A GAO report reveals that most defined benefit plans have taken actions to address challenges related to their investments in hedge funds and private equity funds, including such steps as allocation reductions, modifications of investment terms, and improvements to the fund selection and monitoring process. Plan managers have also taken steps to improve investment terms, including more favorable fee structures and enhanced liquidity. However, smaller plans would likely not be able to take some of these steps.
The Department of Labor has provided some guidance to plans regarding investing in derivatives, but has not taken any steps specifically related to hedge fund and private equity investments. In recent years, however, other entities have addressed this issue. For example, in 2009, the President’s Working Group on Financial Markets issued best practices for hedge fund investors.
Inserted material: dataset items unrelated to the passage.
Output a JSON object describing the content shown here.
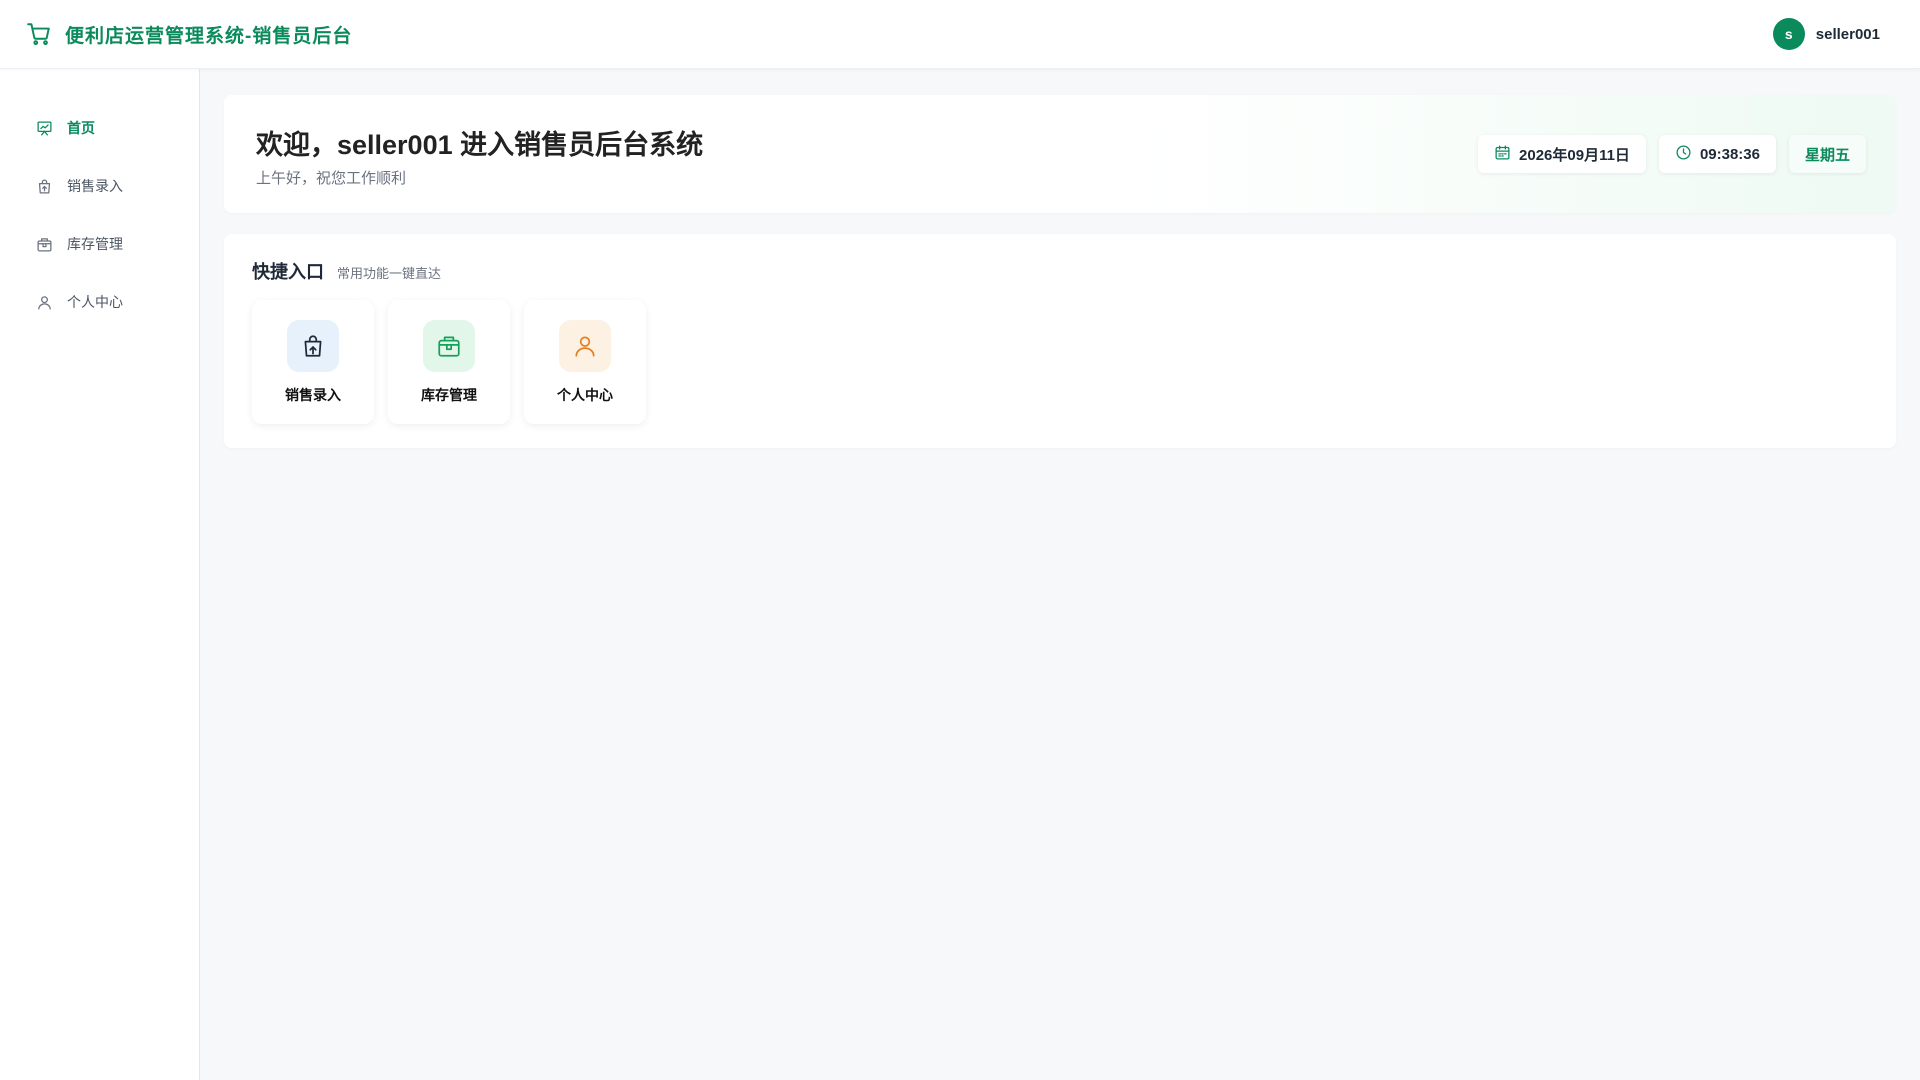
{
  "header": {
    "title": "便利店运营管理系统-销售员后台",
    "brand_icon": "shopping-cart-icon",
    "user": {
      "avatar_letter": "s",
      "name": "seller001"
    }
  },
  "sidebar": {
    "items": [
      {
        "label": "首页",
        "icon": "home-presentation-icon",
        "active": true
      },
      {
        "label": "销售录入",
        "icon": "shopping-bag-icon",
        "active": false
      },
      {
        "label": "库存管理",
        "icon": "package-icon",
        "active": false
      },
      {
        "label": "个人中心",
        "icon": "user-icon",
        "active": false
      }
    ]
  },
  "welcome": {
    "title": "欢迎，seller001 进入销售员后台系统",
    "subtitle": "上午好，祝您工作顺利",
    "date": "2026年09月11日",
    "time": "09:38:36",
    "weekday": "星期五"
  },
  "quick": {
    "title": "快捷入口",
    "subtitle": "常用功能一键直达",
    "cards": [
      {
        "label": "销售录入",
        "icon": "shopping-bag-icon",
        "bg": "#e6f1fb",
        "color": "#1f2937"
      },
      {
        "label": "库存管理",
        "icon": "package-icon",
        "bg": "#e3f6ea",
        "color": "#16a05a"
      },
      {
        "label": "个人中心",
        "icon": "user-icon",
        "bg": "#fdf1e4",
        "color": "#e67e22"
      }
    ]
  },
  "colors": {
    "accent": "#0b8a5c",
    "background": "#f7f8fa"
  }
}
Further, both GAO and a Department of Labor advisory body have recommended that the department publish guidance for plans that invest in such alternative assets. To date, it has not done so, in part because of a concern that the lack of uniformity among such investments could make development of useful guidance difficult. In 2011, the Department of Labor advisory body specifically revisited the issue of pension plans’ investments in hedge funds and private equity, and a report is expected in early 2012.
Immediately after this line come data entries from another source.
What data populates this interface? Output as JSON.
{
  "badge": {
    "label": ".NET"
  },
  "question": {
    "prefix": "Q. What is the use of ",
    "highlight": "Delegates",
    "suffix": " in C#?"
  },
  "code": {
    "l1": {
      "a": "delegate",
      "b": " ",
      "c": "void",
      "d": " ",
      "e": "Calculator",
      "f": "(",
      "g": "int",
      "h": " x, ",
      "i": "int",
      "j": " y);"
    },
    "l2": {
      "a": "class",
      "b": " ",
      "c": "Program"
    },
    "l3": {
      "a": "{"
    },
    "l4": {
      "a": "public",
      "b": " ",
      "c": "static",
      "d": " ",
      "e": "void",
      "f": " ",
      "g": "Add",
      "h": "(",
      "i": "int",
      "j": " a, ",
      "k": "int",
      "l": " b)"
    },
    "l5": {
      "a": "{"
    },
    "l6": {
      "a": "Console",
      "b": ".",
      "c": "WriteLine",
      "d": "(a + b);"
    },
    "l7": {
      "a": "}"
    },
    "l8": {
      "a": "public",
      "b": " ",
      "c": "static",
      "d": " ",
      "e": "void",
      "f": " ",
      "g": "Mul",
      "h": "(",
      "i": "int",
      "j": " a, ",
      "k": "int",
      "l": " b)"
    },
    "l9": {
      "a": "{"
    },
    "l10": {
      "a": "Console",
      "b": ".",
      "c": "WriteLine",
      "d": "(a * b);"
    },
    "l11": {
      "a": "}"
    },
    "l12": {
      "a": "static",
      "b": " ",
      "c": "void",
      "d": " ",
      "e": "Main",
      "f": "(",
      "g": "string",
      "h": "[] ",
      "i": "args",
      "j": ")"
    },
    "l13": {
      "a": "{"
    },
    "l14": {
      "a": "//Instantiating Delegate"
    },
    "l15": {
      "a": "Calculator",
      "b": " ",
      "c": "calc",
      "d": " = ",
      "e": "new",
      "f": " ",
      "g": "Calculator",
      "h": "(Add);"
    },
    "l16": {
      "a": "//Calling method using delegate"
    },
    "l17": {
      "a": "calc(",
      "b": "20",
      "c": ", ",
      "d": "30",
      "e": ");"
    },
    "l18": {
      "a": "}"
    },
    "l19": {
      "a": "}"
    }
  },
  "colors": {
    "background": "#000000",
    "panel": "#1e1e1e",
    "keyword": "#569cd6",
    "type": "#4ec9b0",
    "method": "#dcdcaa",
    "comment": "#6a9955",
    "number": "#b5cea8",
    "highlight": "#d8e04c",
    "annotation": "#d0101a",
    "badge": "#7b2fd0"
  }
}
Private sector pension plan investment decisions must comply with the Employee Retirement Income Security Act (ERISA), which sets forth fiduciary standards based on the principle of a prudent standard of care. Under ERISA, plan sponsors and other fiduciaries must act solely in the interest of the plan participants and beneficiaries and in accordance with plan documents; invest with the care, skill, and diligence of a prudent person familiar with such matters; and diversify plan investments to minimize the risk of large losses. Under ERISA, the prudence of any individual investment is considered in the context of the total plan portfolio, rather than in isolation.
The GAO found that most defined benefit plans have modified their investment strategies in recent years to make significant changes to their hedge fund or private equity strategies, and in some cases, reduced the overall allocation to hedge funds or private equity. Several plans have discontinued or reduced the use of certain hedge fund strategies. But shifting strategies did not mean that the plans abandoned hedge fund investments. Rather, they simply shifted to less aggressive hedge fund strategies.
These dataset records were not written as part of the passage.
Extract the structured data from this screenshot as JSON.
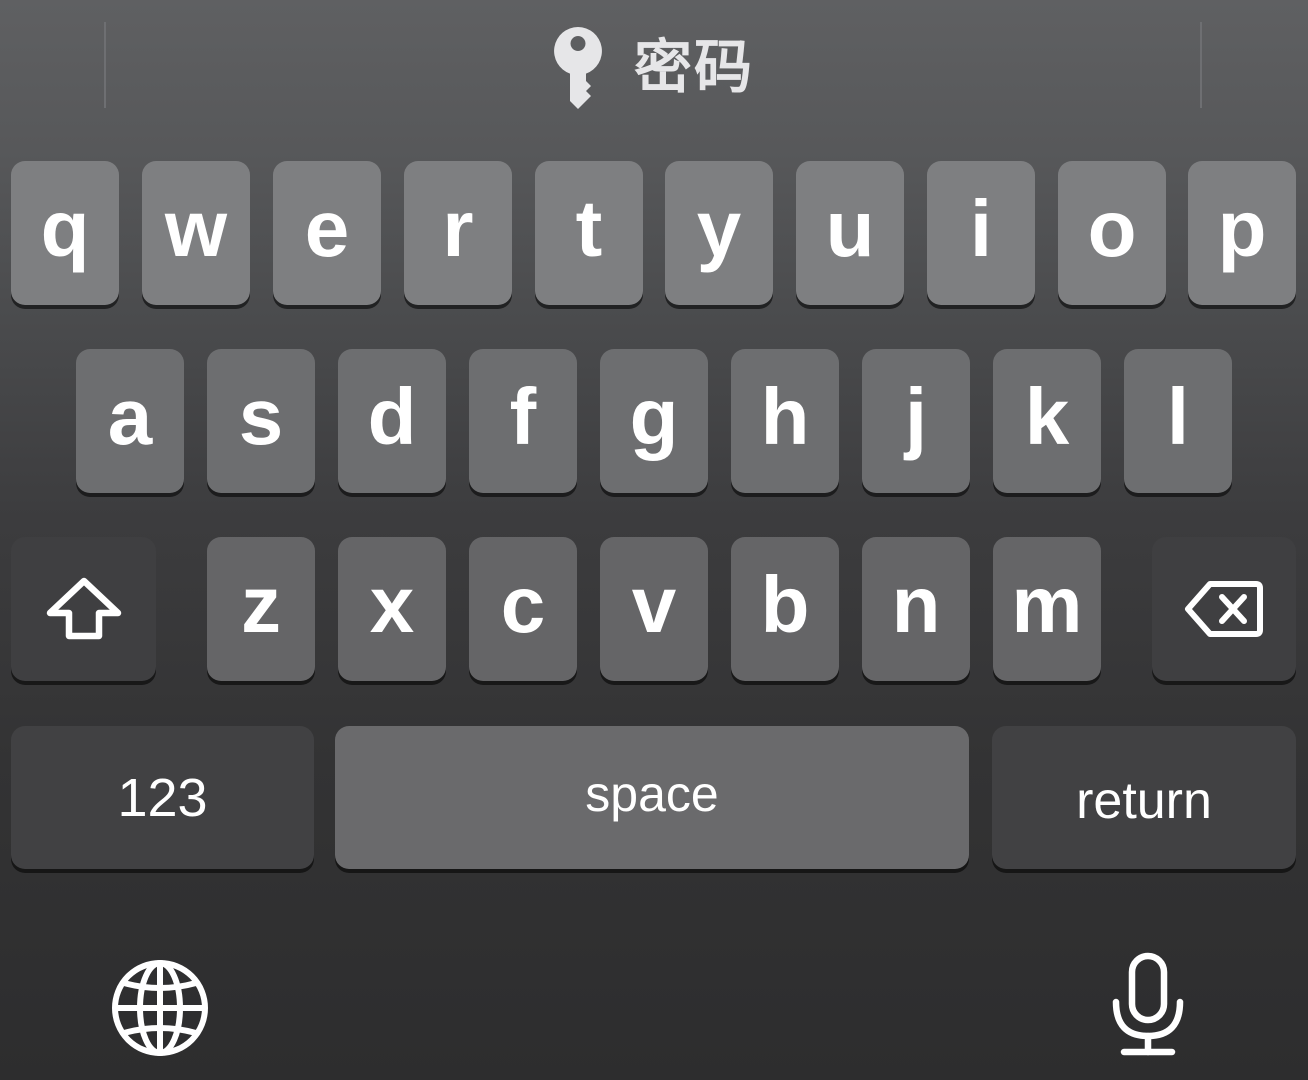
{
  "suggestion_bar": {
    "icon": "key-icon",
    "label": "密码"
  },
  "rows": {
    "row1": [
      "q",
      "w",
      "e",
      "r",
      "t",
      "y",
      "u",
      "i",
      "o",
      "p"
    ],
    "row2": [
      "a",
      "s",
      "d",
      "f",
      "g",
      "h",
      "j",
      "k",
      "l"
    ],
    "row3": [
      "z",
      "x",
      "c",
      "v",
      "b",
      "n",
      "m"
    ]
  },
  "function_keys": {
    "shift_icon": "shift-arrow-icon",
    "backspace_icon": "delete-icon",
    "numbers_label": "123",
    "space_label": "space",
    "return_label": "return"
  },
  "bottom_bar": {
    "left_icon": "globe-icon",
    "right_icon": "microphone-icon"
  },
  "colors": {
    "key_light": "#7e7f81",
    "key_dark": "#414143",
    "text": "#ffffff"
  }
}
In contrast to the general trend, some plans eliminated or substantially reduced their use of funds of hedge funds. However, the GAO concluded that funds of funds may be necessary for smaller pension plans and plans that lack well-developed internal investment and risk management that wish to invest in alternatives such as hedge funds and private equity.
Defined benefit plans have met some of the challenges of hedge fund investing and increased transparency and control through the use of separate accounts in place of commingled funds. Under a commingled hedge fund arrangement, the investor owns a certain number of shares in the fund, but the hedge fund manager determines what assets to invest in, and the partnership collectively owns the underlying assets.
In contrast, under a separate account, the hedge fund manager essentially serves as a consultant who manages the assets in a way that generally parallels the hedge fund itself, but the investor may specify investment guidelines that result in differences between the commingled hedge fund and separate account. Plan representatives cited multiple benefits of separate accounts, including precise knowledge of the nature of underlying assets, the ability to exclude certain assets in the commingled hedge fund from its share of the rest of the hedge funds assets, and much greater liquidity because plan sponsors own and can sell the underlying assets at will.